Stir together broth, soy and chili garlic sauces, rice vinegar, cornstarch and five-spice powder until smooth; set aside.
Remove woody stems from shiitake mushrooms. Slice all mushrooms.
Pour boiling water over noodles and let stand for about 5 minutes or until tender. Drain well and place in large bowl. Cut with scissors for easier tossing and eating.
While soaking noodles, heat oil in large nonstick skillet over medium-high heat until sizzling. Add onion, carrots and red pepper; stir-fry for 3 to 4 minutes or until tender-crisp. Add mushrooms and ginger; stir-fry for 2 to 3 minutes or until mushrooms are slightly softened.
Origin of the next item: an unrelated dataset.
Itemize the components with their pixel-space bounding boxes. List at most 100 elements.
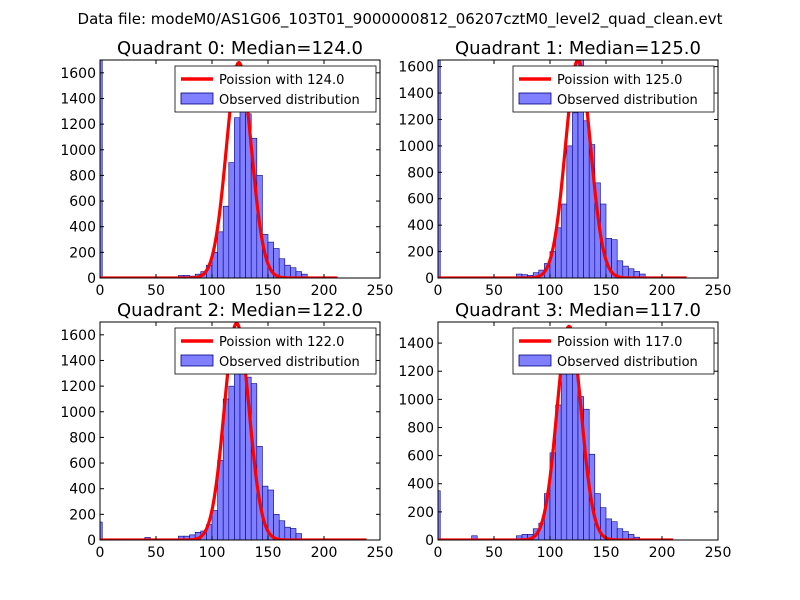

Stir sauce mixture and stir into vegetables; bring to boil, stirring until thickened slightly. Stir in spinach just until wilted, about 30 seconds. Add to noodles. Add coriander; toss well and serve.
TIP: Look for chow mein steamed noodles in the refrigerated produce section or substitute 4 oz (125 g) dried spaghetti, cooked until tender.